Sunday, May 06, 2012

An Experiment

My sister sent me my birthday presents a little early last week, and among them was a copy of this book, The Dirty Life, by Kristin Kimball.

Last summer, this book was EVERYWHERE up here. It was on NPR, it was in the news, it was in the local papers. Everywhere you looked, there was this book. And truthfully, I wasn't really interested in reading it, figuring that it was just another book about a wealthy Manhattanite who decided to move up to the "country" in the Adirondacks and spend their money farming.

But, no. The other night, I was totally exhausted after playing the second round of Hide and Go Poop with Colden and not sleeping at all the night before, and right after dinner, I put on my jammies and went to bed, feeling too tired to lift a limb.

My fingers, however, worked, and I decided to start reading the book from my sister.

It was totally NOT what I expected. Yes, she was from Manhattan, but this book wasn't just about ditching city life for country life. Kristin's husband, Mark, has a vision: about food, about farming, and about community. These are not people who came into farming with a load of money. But they came into it with a set of core beliefs, and those beliefs have led them to create the first total-diet CSA.

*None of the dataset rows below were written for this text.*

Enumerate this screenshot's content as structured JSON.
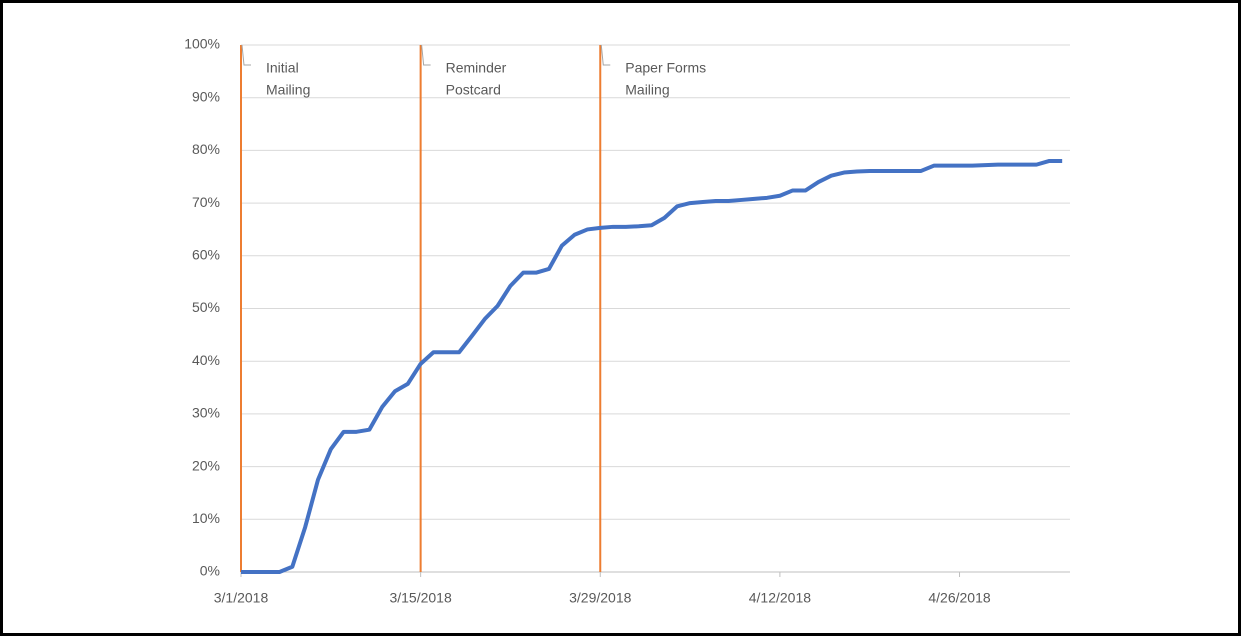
{
  "chart_data": {
    "type": "line",
    "x": [
      "2018-03-01",
      "2018-03-02",
      "2018-03-03",
      "2018-03-04",
      "2018-03-05",
      "2018-03-06",
      "2018-03-07",
      "2018-03-08",
      "2018-03-09",
      "2018-03-10",
      "2018-03-11",
      "2018-03-12",
      "2018-03-13",
      "2018-03-14",
      "2018-03-15",
      "2018-03-16",
      "2018-03-17",
      "2018-03-18",
      "2018-03-19",
      "2018-03-20",
      "2018-03-21",
      "2018-03-22",
      "2018-03-23",
      "2018-03-24",
      "2018-03-25",
      "2018-03-26",
      "2018-03-27",
      "2018-03-28",
      "2018-03-29",
      "2018-03-30",
      "2018-03-31",
      "2018-04-01",
      "2018-04-02",
      "2018-04-03",
      "2018-04-04",
      "2018-04-05",
      "2018-04-06",
      "2018-04-07",
      "2018-04-08",
      "2018-04-09",
      "2018-04-10",
      "2018-04-11",
      "2018-04-12",
      "2018-04-13",
      "2018-04-14",
      "2018-04-15",
      "2018-04-16",
      "2018-04-17",
      "2018-04-18",
      "2018-04-19",
      "2018-04-20",
      "2018-04-21",
      "2018-04-22",
      "2018-04-23",
      "2018-04-24",
      "2018-04-25",
      "2018-04-26",
      "2018-04-27",
      "2018-04-28",
      "2018-04-29",
      "2018-04-30",
      "2018-05-01",
      "2018-05-02",
      "2018-05-03",
      "2018-05-04"
    ],
    "values": [
      0,
      0,
      0,
      0,
      1,
      8.5,
      17.5,
      23.3,
      26.6,
      26.6,
      27,
      31.3,
      34.3,
      35.7,
      39.5,
      41.7,
      41.7,
      41.7,
      44.8,
      48,
      50.5,
      54.3,
      56.8,
      56.8,
      57.5,
      61.9,
      64,
      65,
      65.3,
      65.5,
      65.5,
      65.6,
      65.8,
      67.2,
      69.4,
      70,
      70.2,
      70.4,
      70.4,
      70.6,
      70.8,
      71,
      71.4,
      72.4,
      72.4,
      74,
      75.2,
      75.8,
      76,
      76.1,
      76.1,
      76.1,
      76.1,
      76.1,
      77.1,
      77.1,
      77.1,
      77.1,
      77.2,
      77.3,
      77.3,
      77.3,
      77.3,
      78,
      78
    ],
    "color": "#4472c4",
    "xlim": [
      "2018-03-01",
      "2018-05-05"
    ],
    "xticks": [
      {
        "value": "2018-03-01",
        "label": "3/1/2018"
      },
      {
        "value": "2018-03-15",
        "label": "3/15/2018"
      },
      {
        "value": "2018-03-29",
        "label": "3/29/2018"
      },
      {
        "value": "2018-04-12",
        "label": "4/12/2018"
      },
      {
        "value": "2018-04-26",
        "label": "4/26/2018"
      }
    ],
    "ylim": [
      0,
      100
    ],
    "yticks": [
      {
        "value": 0,
        "label": "0%"
      },
      {
        "value": 10,
        "label": "10%"
      },
      {
        "value": 20,
        "label": "20%"
      },
      {
        "value": 30,
        "label": "30%"
      },
      {
        "value": 40,
        "label": "40%"
      },
      {
        "value": 50,
        "label": "50%"
      },
      {
        "value": 60,
        "label": "60%"
      },
      {
        "value": 70,
        "label": "70%"
      },
      {
        "value": 80,
        "label": "80%"
      },
      {
        "value": 90,
        "label": "90%"
      },
      {
        "value": 100,
        "label": "100%"
      }
    ],
    "grid": true,
    "annotations": [
      {
        "x": "2018-03-01",
        "lines": [
          "Initial",
          "Mailing"
        ],
        "color": "#ed7d31"
      },
      {
        "x": "2018-03-15",
        "lines": [
          "Reminder",
          "Postcard"
        ],
        "color": "#ed7d31"
      },
      {
        "x": "2018-03-29",
        "lines": [
          "Paper Forms",
          "Mailing"
        ],
        "color": "#ed7d31"
      }
    ]
  }
}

In case you're not sure what a CSA is, it stands for Community Supported Agriculture. It's the idea that a group of people will "subscribe" to a small farm and pay them for a share of whatever that farm produces on a monthly, quarterly, or yearly basis. Most CSAs provide vegetables, and sometimes meat, but Essex Farm produces its own flour, grains, three kinds of meat, over fifty kinds of vegetables, eggs, milk, and even soap!

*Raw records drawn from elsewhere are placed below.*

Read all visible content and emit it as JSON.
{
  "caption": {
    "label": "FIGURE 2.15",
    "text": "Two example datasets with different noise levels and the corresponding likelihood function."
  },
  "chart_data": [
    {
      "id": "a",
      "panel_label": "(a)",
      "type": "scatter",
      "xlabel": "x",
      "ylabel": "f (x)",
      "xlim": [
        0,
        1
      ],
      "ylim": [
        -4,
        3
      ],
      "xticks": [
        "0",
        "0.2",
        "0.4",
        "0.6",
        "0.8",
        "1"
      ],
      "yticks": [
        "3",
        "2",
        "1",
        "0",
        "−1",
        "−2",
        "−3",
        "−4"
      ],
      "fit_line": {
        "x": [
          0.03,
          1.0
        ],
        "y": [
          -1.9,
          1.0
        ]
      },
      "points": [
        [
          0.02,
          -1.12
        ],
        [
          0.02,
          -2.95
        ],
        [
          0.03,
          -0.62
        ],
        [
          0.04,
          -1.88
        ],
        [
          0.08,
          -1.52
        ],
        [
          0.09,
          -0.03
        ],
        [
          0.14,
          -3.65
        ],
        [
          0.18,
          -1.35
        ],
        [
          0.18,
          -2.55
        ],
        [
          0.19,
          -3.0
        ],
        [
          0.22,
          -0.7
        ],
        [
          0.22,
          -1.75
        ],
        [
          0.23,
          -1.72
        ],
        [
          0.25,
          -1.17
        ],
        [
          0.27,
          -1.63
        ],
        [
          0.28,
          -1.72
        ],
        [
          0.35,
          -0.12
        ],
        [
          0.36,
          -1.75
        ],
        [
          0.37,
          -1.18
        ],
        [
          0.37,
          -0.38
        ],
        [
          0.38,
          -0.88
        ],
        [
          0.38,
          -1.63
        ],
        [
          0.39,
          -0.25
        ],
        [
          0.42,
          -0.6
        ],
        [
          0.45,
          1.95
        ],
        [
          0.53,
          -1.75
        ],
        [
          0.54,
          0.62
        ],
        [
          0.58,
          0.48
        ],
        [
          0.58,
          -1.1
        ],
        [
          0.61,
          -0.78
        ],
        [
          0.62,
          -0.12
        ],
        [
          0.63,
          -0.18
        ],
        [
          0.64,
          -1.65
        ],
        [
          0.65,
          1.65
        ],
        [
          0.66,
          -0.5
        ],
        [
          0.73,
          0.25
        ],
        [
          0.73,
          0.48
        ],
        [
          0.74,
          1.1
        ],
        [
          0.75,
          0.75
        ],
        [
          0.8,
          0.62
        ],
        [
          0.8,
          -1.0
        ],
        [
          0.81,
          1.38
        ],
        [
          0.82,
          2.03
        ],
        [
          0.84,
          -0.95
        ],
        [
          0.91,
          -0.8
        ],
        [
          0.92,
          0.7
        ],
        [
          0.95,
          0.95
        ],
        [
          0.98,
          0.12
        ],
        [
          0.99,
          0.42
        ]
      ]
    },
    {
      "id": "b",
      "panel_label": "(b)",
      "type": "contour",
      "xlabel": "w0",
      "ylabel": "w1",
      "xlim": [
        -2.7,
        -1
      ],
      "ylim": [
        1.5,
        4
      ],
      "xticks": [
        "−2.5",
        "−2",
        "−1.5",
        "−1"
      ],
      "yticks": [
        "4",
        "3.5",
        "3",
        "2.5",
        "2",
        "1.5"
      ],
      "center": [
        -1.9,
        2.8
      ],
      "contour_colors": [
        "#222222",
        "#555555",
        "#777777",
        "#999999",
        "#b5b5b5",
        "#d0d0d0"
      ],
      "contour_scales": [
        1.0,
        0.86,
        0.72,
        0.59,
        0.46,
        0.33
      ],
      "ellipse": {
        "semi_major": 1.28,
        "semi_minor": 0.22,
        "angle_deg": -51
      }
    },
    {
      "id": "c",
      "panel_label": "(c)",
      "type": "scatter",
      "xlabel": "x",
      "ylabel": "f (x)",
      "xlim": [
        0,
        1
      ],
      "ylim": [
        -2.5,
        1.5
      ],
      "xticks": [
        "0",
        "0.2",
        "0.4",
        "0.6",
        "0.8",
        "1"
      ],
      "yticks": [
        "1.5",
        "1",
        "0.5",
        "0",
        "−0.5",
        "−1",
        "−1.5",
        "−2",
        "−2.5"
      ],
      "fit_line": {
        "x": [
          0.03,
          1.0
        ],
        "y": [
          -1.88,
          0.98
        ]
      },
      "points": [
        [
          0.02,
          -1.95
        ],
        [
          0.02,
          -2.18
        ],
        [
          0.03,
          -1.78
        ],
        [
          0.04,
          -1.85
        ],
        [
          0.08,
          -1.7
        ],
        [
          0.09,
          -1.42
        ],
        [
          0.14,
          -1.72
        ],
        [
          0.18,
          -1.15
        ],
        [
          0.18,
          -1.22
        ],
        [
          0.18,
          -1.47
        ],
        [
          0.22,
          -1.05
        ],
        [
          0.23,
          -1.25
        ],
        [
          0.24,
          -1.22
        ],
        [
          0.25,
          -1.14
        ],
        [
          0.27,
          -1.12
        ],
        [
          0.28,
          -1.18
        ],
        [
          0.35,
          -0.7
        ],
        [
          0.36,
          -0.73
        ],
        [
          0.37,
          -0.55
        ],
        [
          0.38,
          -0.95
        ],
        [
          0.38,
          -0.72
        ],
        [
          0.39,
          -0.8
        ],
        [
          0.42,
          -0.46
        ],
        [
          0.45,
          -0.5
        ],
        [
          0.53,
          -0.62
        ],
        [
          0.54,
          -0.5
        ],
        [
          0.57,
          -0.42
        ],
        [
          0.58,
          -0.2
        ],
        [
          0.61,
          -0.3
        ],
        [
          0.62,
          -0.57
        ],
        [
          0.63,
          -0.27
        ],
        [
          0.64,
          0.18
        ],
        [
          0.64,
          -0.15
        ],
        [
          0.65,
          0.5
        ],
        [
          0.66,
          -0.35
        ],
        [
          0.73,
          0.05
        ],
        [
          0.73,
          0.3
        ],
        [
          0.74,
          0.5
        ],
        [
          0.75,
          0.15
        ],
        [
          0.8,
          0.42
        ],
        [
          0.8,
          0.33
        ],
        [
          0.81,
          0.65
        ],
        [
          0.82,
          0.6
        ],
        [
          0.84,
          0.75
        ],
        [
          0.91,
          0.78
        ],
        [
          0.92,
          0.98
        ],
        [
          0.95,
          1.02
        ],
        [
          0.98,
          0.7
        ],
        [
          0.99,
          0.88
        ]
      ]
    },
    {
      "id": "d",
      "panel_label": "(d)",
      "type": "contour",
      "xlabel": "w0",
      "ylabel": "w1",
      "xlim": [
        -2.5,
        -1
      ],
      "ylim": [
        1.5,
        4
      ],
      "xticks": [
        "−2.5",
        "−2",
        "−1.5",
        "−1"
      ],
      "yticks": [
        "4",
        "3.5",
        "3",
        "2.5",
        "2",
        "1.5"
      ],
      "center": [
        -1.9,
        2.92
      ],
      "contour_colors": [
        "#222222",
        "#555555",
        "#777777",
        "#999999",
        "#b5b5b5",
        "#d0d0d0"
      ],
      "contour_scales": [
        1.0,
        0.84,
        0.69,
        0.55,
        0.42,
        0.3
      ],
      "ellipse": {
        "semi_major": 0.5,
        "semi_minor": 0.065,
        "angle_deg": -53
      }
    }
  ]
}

After reading three chapters, I went to her website and looked up the CSA that she and Mark run out of Essex Farm. I checked the cost, and what at first seemed to be unaffordable turned out to be exactly what we spend per month on groceries.

So, I posed the question to Tom: what if we stopped going to the grocery store and instead lived off of whatever we got from this CSA? No more prepared foods. No more buying a pack of English muffins when we want a breakfast sandwich - I'd make our own with the flour. We'd make our own bread with their flours, too.

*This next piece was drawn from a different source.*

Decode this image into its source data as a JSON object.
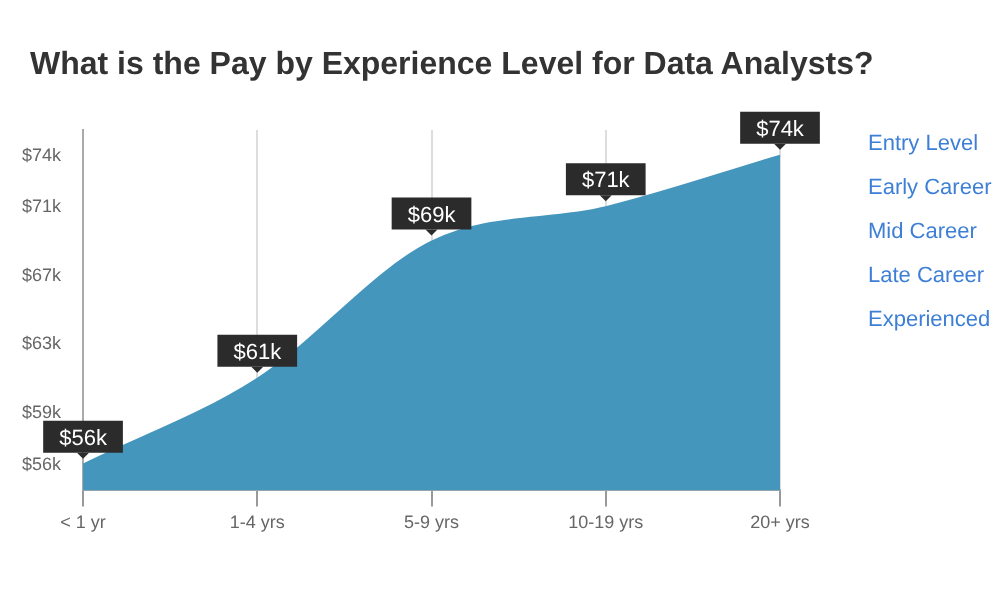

Once I showed Tom what we were spending every month on groceries and showed him what Essex Farm has to offer in terms of a total diet, he didn't need much convincing.

There's another reason why I'm so excited about the possibility of joining this CSA. Every time I turn around lately, I'm hearing about pesticides that are causing bees to die off; vegetables that have been genetically altered with unknown consequences; factory farming practices that are wreaking havoc with antibiotic resistant bacteria; outbreaks of e.Coli from vegetables, meats, eggs, and processed foods. It's not just that I'm being paranoid - these things are real. In this industrialized society, we just don't know where our food is coming from anymore. We even went so far this year as to buy non-GMO seeds for our own gardens, concerned about what we were growing ourselves.

With a small CSA like this one, we know exactly where our food is coming from. And we know who is growing it. We know how they are growing it, and we know that they aren't using commercial pesticides, fertilizers, and GMO seeds.

I'm wondering what our friends and family are going to say when they hear about this crazy plan. No more trips to the grocery store? Well, yes, we'll still need dog food and toilet paper and toothpaste, so yes, we will still be going somewhere to purchase those things. But what this means for us is a whole new layer of things to do in the kitchen.

Our plan, if they have a spot in the CSA for us this year, is to go to Essex Farm every Friday for the pick ups. Bring home everything we get, and then spend Saturday and part of Sunday cooking for the week, and freeze our meals ahead of time. Sundays will probably be spent baking everything we need for the week - muffins, breads, cookies, etc. I'll probably have to invest in a few more items of bakeware.We'll start making our own cheese and butter.

But the payoff? Locally grown, totally organic food, including meats. Sure, it'll take a little more time, and yes, it will cost more in terms of time. But for us, this is going to be a small step towards a life that will be happier and healthier for everyone.

And who knows? Maybe I'll start nibbling on some of that locally raised grass fed beef this summer...

1 comment:

Melanie said...

Jen, that sounds amazing! I have been reading a lot about GMO wheat and the increase of gluten allergy and intolerance is directly related to it. Let me know how it goes!